Такое водилось, как я убедился, и снова на собственном примере, лет примерно пятнадцать спустя, когда выговор мне,
уже не при Хрущеве, а при Брежневе, но при том же Суслове, объявил Комитет партийного контроля, что для тренированного уха звучало пострашнее, чем выговор от ЦК. КПК был советской инквизицией. Его боялись больше, чем суда, все, вплоть до секретарей ЦК. Его приговоры не подлежали обжалованию. Но об этом – ниже.
Соляник и другие
Имя Аркадия Сахнина, который свой первый – и единственный – роман написал о пресловутой корейской войне 1950 года, для меня стало что-то значить, когда в аджубеевских уже «Известиях» появился его очерк на целую полосу «Эхо войны» о саперах, на долю которых выпала смертельной опасности задача – обезвредить нечаянно обнаруженный склад немецких боеприпасов, брошенный гитлеровцами при поспешном бегстве с Украины.
Мы ходили по своему шестому этажу и возбужденно рассуждали, что такой материал по всем правилам должен был бы появиться именно в «Комсомолке». Начальство, к которому в качестве заместителя главного принадлежал уже и я, тыкало пальцем в репортеров, которые прозевали такую сенсацию, а те отбивались, утверждая, что, мол, полосу для такого дела отвести способен был только Аджубей. И ради заметки не стоило и биться.
Все были уверены в том, что и заголовок «Эхо войны», быстро ставший нарицательным, придумать мог только «Алеха».

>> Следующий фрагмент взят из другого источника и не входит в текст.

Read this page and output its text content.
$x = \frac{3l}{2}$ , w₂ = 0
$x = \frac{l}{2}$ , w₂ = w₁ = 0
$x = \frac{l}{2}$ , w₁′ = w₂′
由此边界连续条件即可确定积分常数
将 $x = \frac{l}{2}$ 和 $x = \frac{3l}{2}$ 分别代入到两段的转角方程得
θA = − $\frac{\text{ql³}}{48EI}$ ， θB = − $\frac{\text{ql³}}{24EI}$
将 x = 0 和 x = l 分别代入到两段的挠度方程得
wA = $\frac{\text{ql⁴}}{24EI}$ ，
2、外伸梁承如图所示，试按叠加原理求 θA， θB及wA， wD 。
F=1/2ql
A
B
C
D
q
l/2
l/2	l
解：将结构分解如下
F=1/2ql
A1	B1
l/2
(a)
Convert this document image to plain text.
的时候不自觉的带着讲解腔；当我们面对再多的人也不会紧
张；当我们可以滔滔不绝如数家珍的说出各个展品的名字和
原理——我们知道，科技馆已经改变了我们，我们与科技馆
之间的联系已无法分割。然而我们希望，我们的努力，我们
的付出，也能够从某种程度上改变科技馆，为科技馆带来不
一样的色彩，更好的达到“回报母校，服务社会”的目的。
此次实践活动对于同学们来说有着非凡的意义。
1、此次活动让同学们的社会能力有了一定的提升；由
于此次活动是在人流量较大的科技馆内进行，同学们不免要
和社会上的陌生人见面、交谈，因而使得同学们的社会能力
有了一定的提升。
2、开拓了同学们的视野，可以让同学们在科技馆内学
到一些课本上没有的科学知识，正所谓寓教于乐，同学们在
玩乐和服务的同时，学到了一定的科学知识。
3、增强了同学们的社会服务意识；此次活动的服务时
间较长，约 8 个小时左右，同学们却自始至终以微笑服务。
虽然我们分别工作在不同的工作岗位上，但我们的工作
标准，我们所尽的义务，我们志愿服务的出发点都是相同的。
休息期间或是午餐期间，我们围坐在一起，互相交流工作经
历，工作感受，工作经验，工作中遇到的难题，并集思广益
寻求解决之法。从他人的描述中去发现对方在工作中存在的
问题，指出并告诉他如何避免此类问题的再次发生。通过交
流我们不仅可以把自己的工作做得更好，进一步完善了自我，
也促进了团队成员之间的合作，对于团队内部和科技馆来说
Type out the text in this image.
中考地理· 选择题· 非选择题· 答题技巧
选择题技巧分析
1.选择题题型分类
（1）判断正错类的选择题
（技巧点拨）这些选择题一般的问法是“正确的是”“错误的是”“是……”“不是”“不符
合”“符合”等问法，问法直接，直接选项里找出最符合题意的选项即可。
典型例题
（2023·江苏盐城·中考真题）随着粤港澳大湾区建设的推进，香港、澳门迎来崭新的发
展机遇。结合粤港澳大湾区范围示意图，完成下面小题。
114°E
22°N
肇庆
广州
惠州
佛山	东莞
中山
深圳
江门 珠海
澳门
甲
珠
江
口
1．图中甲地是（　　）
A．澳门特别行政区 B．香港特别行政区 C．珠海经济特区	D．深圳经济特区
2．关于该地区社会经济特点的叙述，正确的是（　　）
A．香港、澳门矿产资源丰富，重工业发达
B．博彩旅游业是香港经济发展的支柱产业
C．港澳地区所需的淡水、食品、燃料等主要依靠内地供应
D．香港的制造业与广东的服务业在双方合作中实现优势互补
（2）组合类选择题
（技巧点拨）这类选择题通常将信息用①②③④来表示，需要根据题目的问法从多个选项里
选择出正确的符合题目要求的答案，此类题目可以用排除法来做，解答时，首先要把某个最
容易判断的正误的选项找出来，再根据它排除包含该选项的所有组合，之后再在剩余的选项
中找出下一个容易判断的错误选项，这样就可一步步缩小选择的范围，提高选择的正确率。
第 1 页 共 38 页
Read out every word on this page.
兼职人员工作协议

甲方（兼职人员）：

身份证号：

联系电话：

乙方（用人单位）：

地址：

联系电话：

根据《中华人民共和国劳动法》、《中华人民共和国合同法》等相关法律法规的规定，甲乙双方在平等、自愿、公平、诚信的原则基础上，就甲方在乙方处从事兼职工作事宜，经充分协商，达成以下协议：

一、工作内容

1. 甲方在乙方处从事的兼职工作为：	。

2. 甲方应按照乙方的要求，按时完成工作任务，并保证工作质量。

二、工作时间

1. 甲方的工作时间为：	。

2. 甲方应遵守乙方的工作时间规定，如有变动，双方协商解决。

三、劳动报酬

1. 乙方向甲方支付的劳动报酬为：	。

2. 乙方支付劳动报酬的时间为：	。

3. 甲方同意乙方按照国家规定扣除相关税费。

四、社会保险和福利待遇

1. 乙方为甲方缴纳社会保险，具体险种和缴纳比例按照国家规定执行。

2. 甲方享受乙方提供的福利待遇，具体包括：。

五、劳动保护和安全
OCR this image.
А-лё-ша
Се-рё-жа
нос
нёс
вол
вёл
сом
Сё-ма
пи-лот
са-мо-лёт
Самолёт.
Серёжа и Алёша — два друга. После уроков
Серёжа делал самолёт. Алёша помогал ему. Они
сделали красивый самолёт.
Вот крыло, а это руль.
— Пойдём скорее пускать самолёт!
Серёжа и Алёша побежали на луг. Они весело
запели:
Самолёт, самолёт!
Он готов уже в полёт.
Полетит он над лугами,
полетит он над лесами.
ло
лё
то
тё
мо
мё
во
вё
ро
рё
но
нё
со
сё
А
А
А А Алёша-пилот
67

Словом, когда в ту самую злополучную или благословенную пору, пока я был «на хозяйстве», Сахнин, тогда еще мне лично незнакомый, объявился у меня в кабинете, я почувствовал себя польщенным… Вещь, которую он принес, была рассказом о некой москвичке, законспирированно названной Ларисой, которая вышла замуж за араба, добилась разрешения выехать на его тоже законспирированную арабскую родину и там, по существу, оказалась рабыней, обитательницей гарема.